Setting the acl_check_data Routine to Use The User-Specified Spam Values in Exim

OK, now you need to use those variables in the acl_check_data routine where Spamassassin actually checks the e-mail. Again, ensure you have these set in the proper location because order is important in each of the routines.

# Will accept if the user has disabled spam checking
accept
condition = ${if eq{$acl_m6}{N}}

# Deny/Check for Spam
warn
spam = Debian-exim:true
message = X-Spam_score: $spam_score\n\
X-Spam_report: $spam_report
condition = ${if <{$spam_score_int}{$acl_m4}}

warn
spam = Debian-exim:true
message = Subject: SPAM SCORE: $spam_score $h_Subject
condition = ${if >{$spam_score_int}{$acl_m2}}

deny
spam = Debian-exim:true
message = E-mail cannot be delivered: $spam_score spam points. $h_Subject
condition = ${if >{$spam_score_int}{$acl_m4}}

In the code above, it first checks to see if the user has disabled spam-checking. Again, if variable acl_m6 is equal to “N” (spam-checking disabled), it will automatically accept the message and skip the other three conditions.

The next condition – the “warn” condition – will add the spam score and spam report to the header of the e-mail message if the spam score is less than the reject threshold. Now, the user-specified spam reject threshold is stored in variable “acl_m4” – hence why you see that in the code.

The next “warn” condition is set to only tag the subject line. It will add “SPAM SCORE: <score>” to the subject line of the e-mail. Now, “acl_m2” was set to the subject-tagging threshold – so this is why the condition contains that. If the spam score is higher than the “acl_m2” variable, the e-mail subject will be tagged.

Lastly – the “deny” condition. This simply rejects the e-mail at SMTP time to prevent the message from even getting to the user’s mailbox.
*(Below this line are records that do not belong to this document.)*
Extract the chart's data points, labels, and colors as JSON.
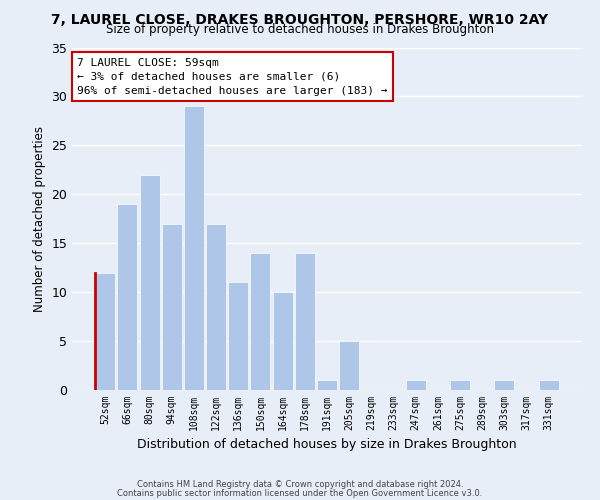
{
  "title": "7, LAUREL CLOSE, DRAKES BROUGHTON, PERSHORE, WR10 2AY",
  "subtitle": "Size of property relative to detached houses in Drakes Broughton",
  "xlabel": "Distribution of detached houses by size in Drakes Broughton",
  "ylabel": "Number of detached properties",
  "bin_labels": [
    "52sqm",
    "66sqm",
    "80sqm",
    "94sqm",
    "108sqm",
    "122sqm",
    "136sqm",
    "150sqm",
    "164sqm",
    "178sqm",
    "191sqm",
    "205sqm",
    "219sqm",
    "233sqm",
    "247sqm",
    "261sqm",
    "275sqm",
    "289sqm",
    "303sqm",
    "317sqm",
    "331sqm"
  ],
  "bar_heights": [
    12,
    19,
    22,
    17,
    29,
    17,
    11,
    14,
    10,
    14,
    1,
    5,
    0,
    0,
    1,
    0,
    1,
    0,
    1,
    0,
    1
  ],
  "bar_color": "#aec6e8",
  "highlight_left_edge_color": "#cc0000",
  "ylim": [
    0,
    35
  ],
  "yticks": [
    0,
    5,
    10,
    15,
    20,
    25,
    30,
    35
  ],
  "annotation_title": "7 LAUREL CLOSE: 59sqm",
  "annotation_line1": "← 3% of detached houses are smaller (6)",
  "annotation_line2": "96% of semi-detached houses are larger (183) →",
  "footer_line1": "Contains HM Land Registry data © Crown copyright and database right 2024.",
  "footer_line2": "Contains public sector information licensed under the Open Government Licence v3.0.",
  "background_color": "#e8eef7",
  "plot_bg_color": "#e8eef7"
}
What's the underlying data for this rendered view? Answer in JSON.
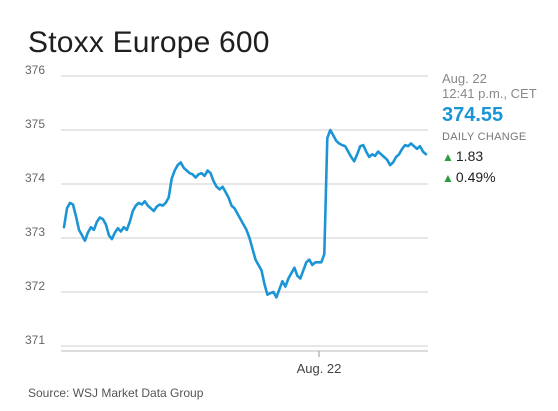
{
  "chart_data": {
    "type": "line",
    "title": "Stoxx Europe 600",
    "ylim": [
      371,
      376
    ],
    "yticks": [
      "376",
      "375",
      "374",
      "373",
      "372",
      "371"
    ],
    "xtick_label": "Aug. 22",
    "grid": true,
    "series": [
      {
        "color": "#1b95d6",
        "values": [
          373.2,
          373.55,
          373.65,
          373.62,
          373.4,
          373.15,
          373.05,
          372.95,
          373.1,
          373.2,
          373.15,
          373.3,
          373.38,
          373.35,
          373.25,
          373.05,
          372.98,
          373.1,
          373.18,
          373.12,
          373.2,
          373.15,
          373.3,
          373.5,
          373.6,
          373.65,
          373.62,
          373.68,
          373.6,
          373.55,
          373.5,
          373.58,
          373.62,
          373.6,
          373.65,
          373.75,
          374.1,
          374.25,
          374.35,
          374.4,
          374.3,
          374.25,
          374.2,
          374.18,
          374.12,
          374.18,
          374.2,
          374.15,
          374.25,
          374.2,
          374.05,
          373.95,
          373.9,
          373.95,
          373.85,
          373.75,
          373.6,
          373.55,
          373.45,
          373.35,
          373.25,
          373.15,
          373.0,
          372.8,
          372.6,
          372.5,
          372.4,
          372.15,
          371.95,
          371.98,
          372.0,
          371.9,
          372.05,
          372.2,
          372.1,
          372.25,
          372.35,
          372.45,
          372.3,
          372.25,
          372.4,
          372.55,
          372.6,
          372.5,
          372.55,
          372.55,
          372.55,
          372.7,
          374.85,
          375.0,
          374.9,
          374.8,
          374.75,
          374.72,
          374.7,
          374.6,
          374.5,
          374.42,
          374.55,
          374.7,
          374.72,
          374.6,
          374.5,
          374.55,
          374.52,
          374.6,
          374.55,
          374.5,
          374.45,
          374.35,
          374.4,
          374.5,
          374.55,
          374.65,
          374.72,
          374.7,
          374.75,
          374.7,
          374.65,
          374.7,
          374.6,
          374.55
        ]
      }
    ],
    "latest": {
      "date": "Aug. 22",
      "time": "12:41 p.m., CET",
      "price": "374.55",
      "daily_change_label": "DAILY CHANGE",
      "change_points": "1.83",
      "change_percent": "0.49%"
    },
    "source": "Source: WSJ Market Data Group"
  }
}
In the condition, you see that “acl_m4” is specified. Again, this variable holds the user-specified reject threshold. So if the spam score is higher than the “acl_m4” variable, the message is rejected and will not be delivered.

So there you have it. Not a very easily solution to all user-specified spam settings in Exim, but it does work. The only issue that may cause trouble is the “defer” conditions if the spam settings are not the same for each of the users that the message should be sent to. If there are ten users and all ten of them have different settings, the message will only be delivered one at a time and the sending mail server will be deferred nine times until all users get the message. Deferring nine times may be a substantial period of time depending upon the sending mail server’s retry settings.